Posted on: Mar. 31, 2016 | | By: Jennifer Billock

At Dandelyan in London, one of the new featured drinks is called 13th Century Boy — and its sustainable construction reflects the ethos of the name. A single lemon is used not only to lend acidity to the drink, but also provides salinity by having the rind mummified in embalming salts. That rind is then used as the side-serve vessel.

Signature drinks like these take a lot of planning and experimentation, and need a creative space to flourish above and beyond a typical classic cocktail. We asked three innovative bar managers to share their thoughts on how to foster creativity behind the bar in order to develop these specialty cocktails.

Build a story

Arranging a drink around a particular story tends to bring out a unique flavor and flair to cocktails. At White Lyan, that story starts by creating restrictions on what ingredients can and can’t be used, then finding a way around it. Robin Honhold, the operations manager, said White Lyan doesn’t use perishables — not even ice. The team has to liberally play with flavors as a result. For one drink, the Beeswax Old Fashioned, they wanted the cocktail to have a waxy note. So they coated the inside of the drink’s storage bottle completely with beeswax so the alcohol would soak in the flavor.

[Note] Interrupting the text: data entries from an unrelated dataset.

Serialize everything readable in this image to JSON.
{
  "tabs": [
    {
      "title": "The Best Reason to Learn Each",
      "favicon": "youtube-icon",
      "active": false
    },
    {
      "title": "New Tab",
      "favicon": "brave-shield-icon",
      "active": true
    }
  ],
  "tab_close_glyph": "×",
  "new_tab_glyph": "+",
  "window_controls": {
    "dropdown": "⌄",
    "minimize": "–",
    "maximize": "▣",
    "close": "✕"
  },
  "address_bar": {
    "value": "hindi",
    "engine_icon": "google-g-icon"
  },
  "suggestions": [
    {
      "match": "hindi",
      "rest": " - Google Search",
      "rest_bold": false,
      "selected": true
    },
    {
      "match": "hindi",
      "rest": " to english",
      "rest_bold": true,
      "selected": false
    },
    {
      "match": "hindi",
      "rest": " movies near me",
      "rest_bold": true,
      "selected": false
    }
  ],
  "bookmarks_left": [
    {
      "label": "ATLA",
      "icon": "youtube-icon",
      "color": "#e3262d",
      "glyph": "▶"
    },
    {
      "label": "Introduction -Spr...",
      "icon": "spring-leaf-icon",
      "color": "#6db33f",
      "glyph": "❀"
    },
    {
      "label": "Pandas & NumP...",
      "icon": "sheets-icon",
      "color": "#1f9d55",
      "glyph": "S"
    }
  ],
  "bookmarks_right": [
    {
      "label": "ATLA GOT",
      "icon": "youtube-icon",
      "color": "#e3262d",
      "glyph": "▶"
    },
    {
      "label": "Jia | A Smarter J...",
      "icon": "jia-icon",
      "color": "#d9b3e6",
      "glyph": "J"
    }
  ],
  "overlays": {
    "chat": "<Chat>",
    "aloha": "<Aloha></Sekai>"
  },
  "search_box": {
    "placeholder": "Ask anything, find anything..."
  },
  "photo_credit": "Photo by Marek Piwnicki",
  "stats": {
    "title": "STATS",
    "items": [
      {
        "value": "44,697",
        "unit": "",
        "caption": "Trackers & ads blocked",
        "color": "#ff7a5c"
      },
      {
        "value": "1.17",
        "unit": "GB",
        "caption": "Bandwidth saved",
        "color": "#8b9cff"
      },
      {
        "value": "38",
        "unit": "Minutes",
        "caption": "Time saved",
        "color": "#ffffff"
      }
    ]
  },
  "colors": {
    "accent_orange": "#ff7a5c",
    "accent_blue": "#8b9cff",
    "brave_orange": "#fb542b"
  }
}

At Dandelyan, the staff also tells a story with the ingredients and construction of each cocktail.

“The menu [at Dandelyan] explores the human element of modern botany, and we tell a full story with the processes that go into every drink,” said Iain Griffiths, a Dandelyan bartender.

Sometimes those stories can evolve into something more, too. The team at American Bar at The Savoy in London recently brought a cocktail menu to life by turning it into a silent movie.

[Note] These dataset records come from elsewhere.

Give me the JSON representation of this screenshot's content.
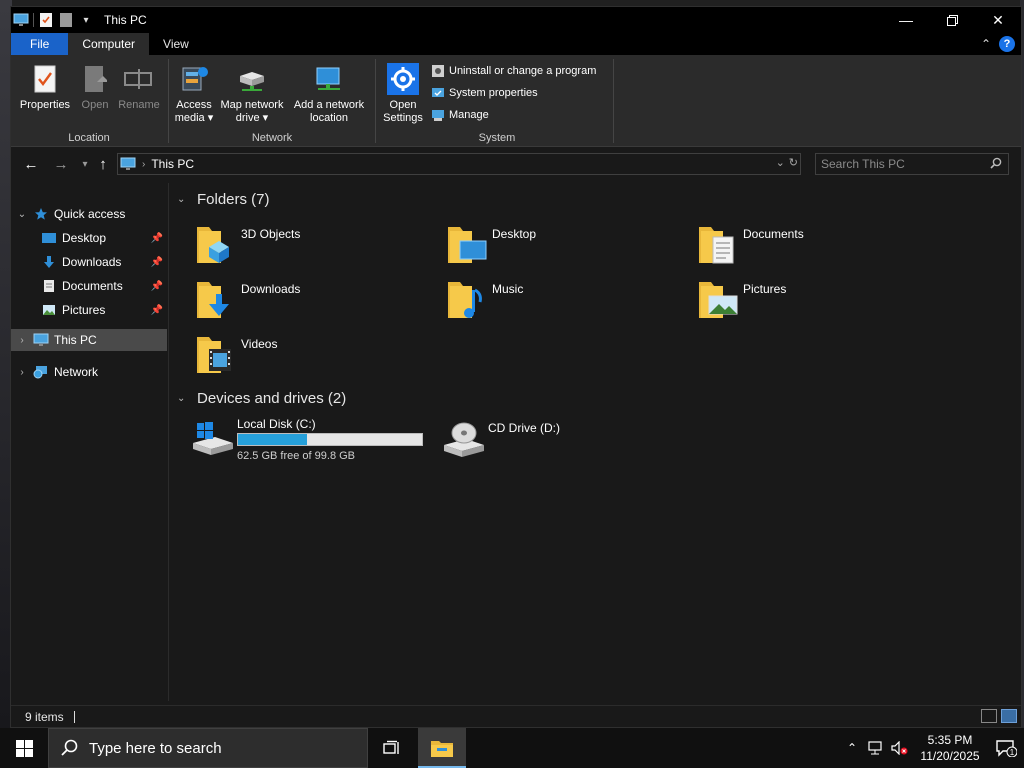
{
  "window": {
    "title": "This PC"
  },
  "ribbon_tabs": [
    {
      "label": "File"
    },
    {
      "label": "Computer"
    },
    {
      "label": "View"
    }
  ],
  "ribbon": {
    "location": {
      "label": "Location",
      "properties": "Properties",
      "open": "Open",
      "rename": "Rename"
    },
    "network": {
      "label": "Network",
      "access_media_1": "Access",
      "access_media_2": "media ▾",
      "map_drive_1": "Map network",
      "map_drive_2": "drive ▾",
      "add_location_1": "Add a network",
      "add_location_2": "location"
    },
    "system": {
      "label": "System",
      "open_settings_1": "Open",
      "open_settings_2": "Settings",
      "uninstall": "Uninstall or change a program",
      "system_properties": "System properties",
      "manage": "Manage"
    }
  },
  "address": {
    "path": "This PC",
    "search_placeholder": "Search This PC"
  },
  "sidebar": {
    "quick_access": "Quick access",
    "items": [
      {
        "label": "Desktop"
      },
      {
        "label": "Downloads"
      },
      {
        "label": "Documents"
      },
      {
        "label": "Pictures"
      }
    ],
    "this_pc": "This PC",
    "network": "Network"
  },
  "content": {
    "folders_header": "Folders (7)",
    "folders": [
      {
        "name": "3D Objects"
      },
      {
        "name": "Desktop"
      },
      {
        "name": "Documents"
      },
      {
        "name": "Downloads"
      },
      {
        "name": "Music"
      },
      {
        "name": "Pictures"
      },
      {
        "name": "Videos"
      }
    ],
    "devices_header": "Devices and drives (2)",
    "drives": [
      {
        "name": "Local Disk (C:)",
        "free_text": "62.5 GB free of 99.8 GB",
        "used_fraction": 0.374
      },
      {
        "name": "CD Drive (D:)"
      }
    ]
  },
  "status": {
    "item_count": "9 items"
  },
  "taskbar": {
    "search_placeholder": "Type here to search",
    "time": "5:35 PM",
    "date": "11/20/2025",
    "notification_count": "1"
  },
  "colors": {
    "accent": "#1a63c9",
    "usage_fill": "#26a0da",
    "folder_yellow": "#f6c94a"
  }
}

“A team member suggested we make a cocktail menu map,” said Declan McGurk, the bar manager at American Bar. “One thing led to another and we finally created the London Edition menu.”

The final menu highlighted each of the six boroughs surrounding The Savoy, and the resulting movie was set in old-timey London, telling the story of how the bar’s Pickering Place cocktail originated with a duel over a woman and Frank Sinatra’s drinking habits.

Put your heads together

As always, meetings, meetings, meetings. Getting everyone together in the same room on a regular basis is invaluable, and McGurk, Griffiths, and Honhold all have weekly ones — although with slightly different processes. McGurk supplements his staff brainstorming meetings with monthly meetings of bar leadership to both suggest and review new ideas. Griffiths and his team spent six months developing their latest menu, and each weekly meeting was built on off-site research into an idea for a cocktail. Those ideas were translated into specific flavors, and then a drink was developed to complement those specific flavors.

“It sounds convoluted but this way it stops anyone just jumping on the bar and throwing things in a glass,” Griffiths said. “It’s a more considered approach that benefits the story, the drink, and the sustainability of the bar.”

Honhold has perhaps the loosest approach to team meetings, calling them a “break from work” and encouraging “tangential chatter” alongside a rough agenda. Together the team comes up with a broad category the drinks should fit into, and encourages a group discussion where staff can interject with insights and ideas for ingredients and techniques. Then they reverse engineer the drink to figure out the best way to make it and experimentation starts.

“Sometimes we are right and it works like a dream!” Honhold said. “Often we encounter obstacles that we didn’t see, but every obstacle is taken as a learning curve. We ask each other for advice, we all taste each other’s drinks through the various phases of development and offer constructive insight at each point so that by the time we present a finished article everyone is invested in it in some way.”

And in every case, they each know that a good, creative cocktail can’t be made without team collaboration.

“You can’t create as one team if there is an ‘every man for themselves’ approach,” Griffiths said.